Recent analyses of the Planck data and quasars at high redshifts have
suggested possible deviations from the flat $\Lambda$ cold dark matter model
($\Lambda$CDM), where $\Lambda$ is the cosmological constant. Here, we use
machine learning methods to investigate any possible deviations from
$\Lambda$CDM at both low and high redshifts by using the latest cosmological
data. Specifically, we apply the genetic algorithms to explore the nature of
dark energy (DE) in a model independent fashion by reconstructing its equation
of state $w(z)$, the growth index of matter density perturbations $\gamma(z)$,
the linear DE anisotropic stress $\eta_{DE}(z)$ and the adiabatic sound speed
$c_{s,DE}^2(z)$ of DE perturbations.

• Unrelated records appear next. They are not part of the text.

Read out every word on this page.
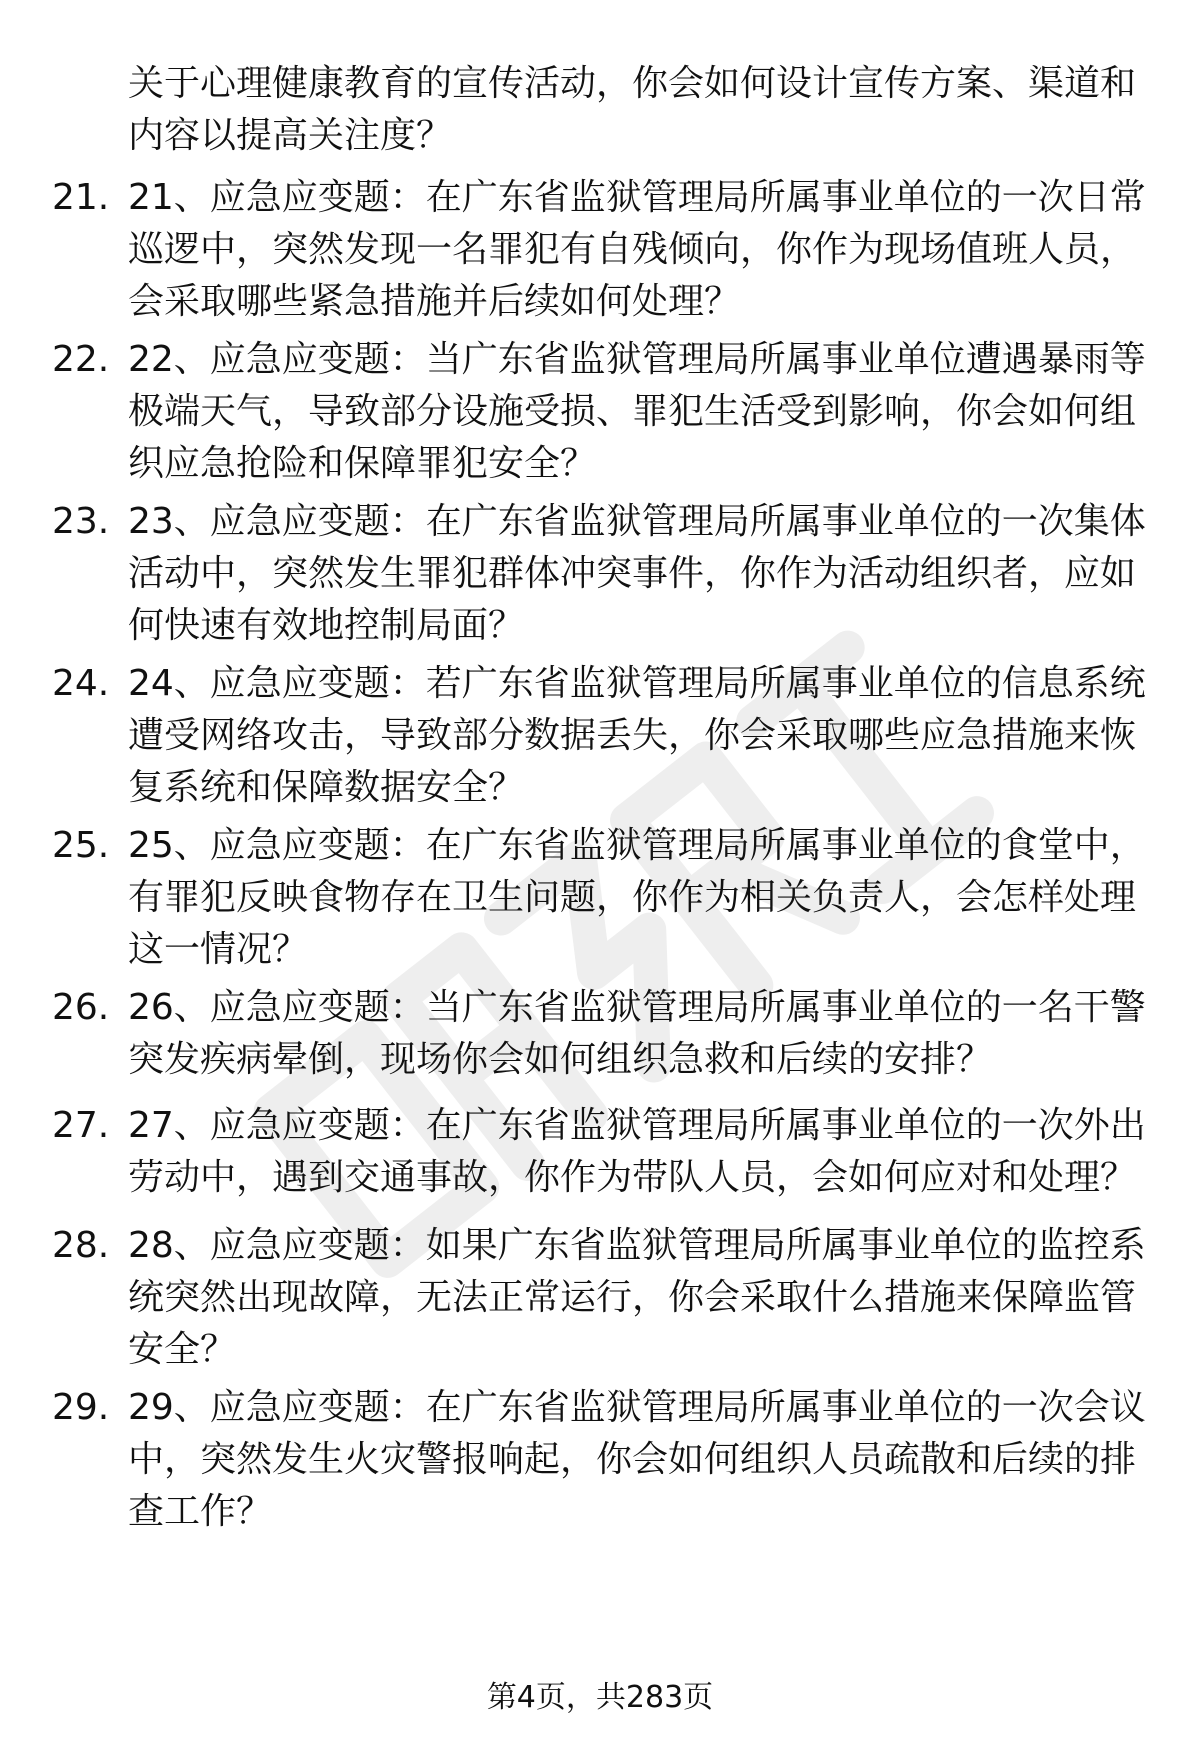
关于心理健康教育的宣传活动，你会如何设计宣传方案、渠道和内容以提高关注度？

21. 21、应急应变题：在广东省监狱管理局所属事业单位的一次日常巡逻中，突然发现一名罪犯有自残倾向，你作为现场值班人员，会采取哪些紧急措施并后续如何处理？

22. 22、应急应变题：当广东省监狱管理局所属事业单位遭遇暴雨等极端天气，导致部分设施受损、罪犯生活受到影响，你会如何组织应急抢险和保障罪犯安全？

23. 23、应急应变题：在广东省监狱管理局所属事业单位的一次集体活动中，突然发生罪犯群体冲突事件，你作为活动组织者，应如何快速有效地控制局面？

24. 24、应急应变题：若广东省监狱管理局所属事业单位的信息系统遭受网络攻击，导致部分数据丢失，你会采取哪些应急措施来恢复系统和保障数据安全？

25. 25、应急应变题：在广东省监狱管理局所属事业单位的食堂中，有罪犯反映食物存在卫生问题，你作为相关负责人，会怎样处理这一情况？

26. 26、应急应变题：当广东省监狱管理局所属事业单位的一名干警突发疾病晕倒，现场你会如何组织急救和后续的安排？

27. 27、应急应变题：在广东省监狱管理局所属事业单位的一次外出劳动中，遇到交通事故，你作为带队人员，会如何应对和处理？

28. 28、应急应变题：如果广东省监狱管理局所属事业单位的监控系统突然出现故障，无法正常运行，你会采取什么措施来保障监管安全？

29. 29、应急应变题：在广东省监狱管理局所属事业单位的一次会议中，突然发生火灾警报响起，你会如何组织人员疏散和后续的排查工作？

第4页，共283页
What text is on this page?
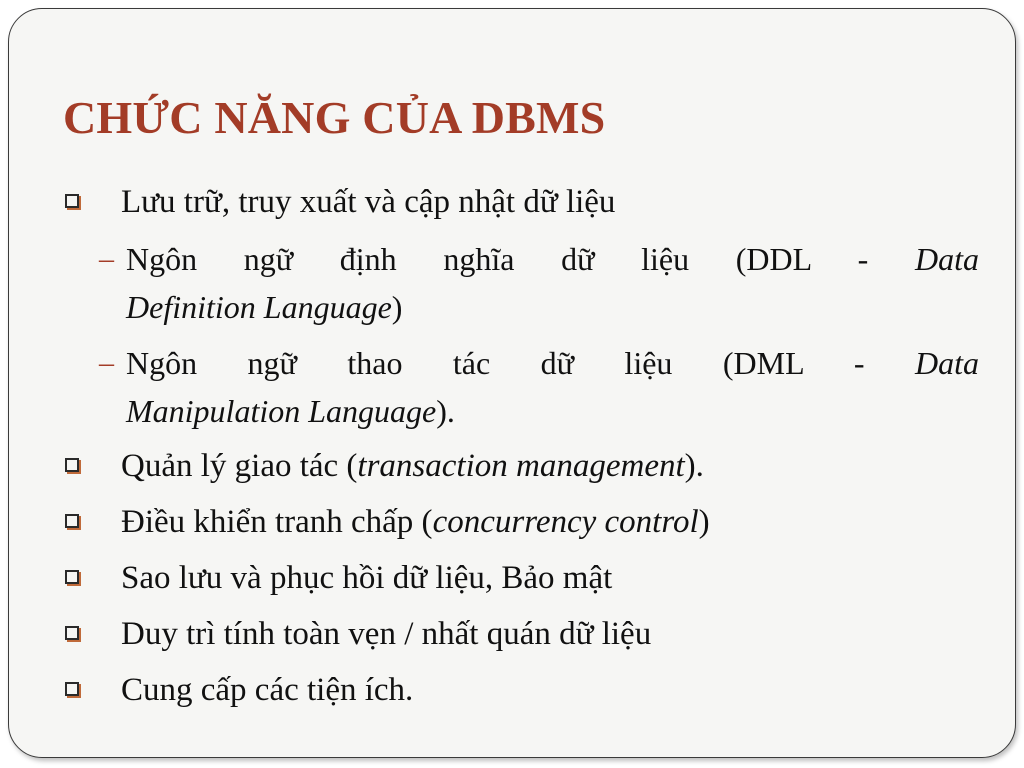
CHỨC NĂNG CỦA DBMS
Lưu trữ, truy xuất và cập nhật dữ liệu
– Ngôn ngữ định nghĩa dữ liệu (DDL - Data
Definition Language)
– Ngôn ngữ thao tác dữ liệu (DML - Data
Manipulation Language).
Quản lý giao tác (transaction management).
Điều khiển tranh chấp (concurrency control)
Sao lưu và phục hồi dữ liệu, Bảo mật
Duy trì tính toàn vẹn / nhất quán dữ liệu
Cung cấp các tiện ích.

We find a $\sim2\sigma$ deviation of
$w(z)$ from -1 at high redshifts, the adiabatic sound speed is negative at the
$\sim2\sigma$ level and a $\sim3\sigma$ deviation of the anisotropic stress
from unity at low redshifts and $\sim3.5 \sigma$ at high redshifts. These
results suggest either the presence of a strong non-adiabatic component in the
DE sound speed or the presence of DE anisotropic stress, thus hinting at
possible deviations from the $\Lambda$CDM model.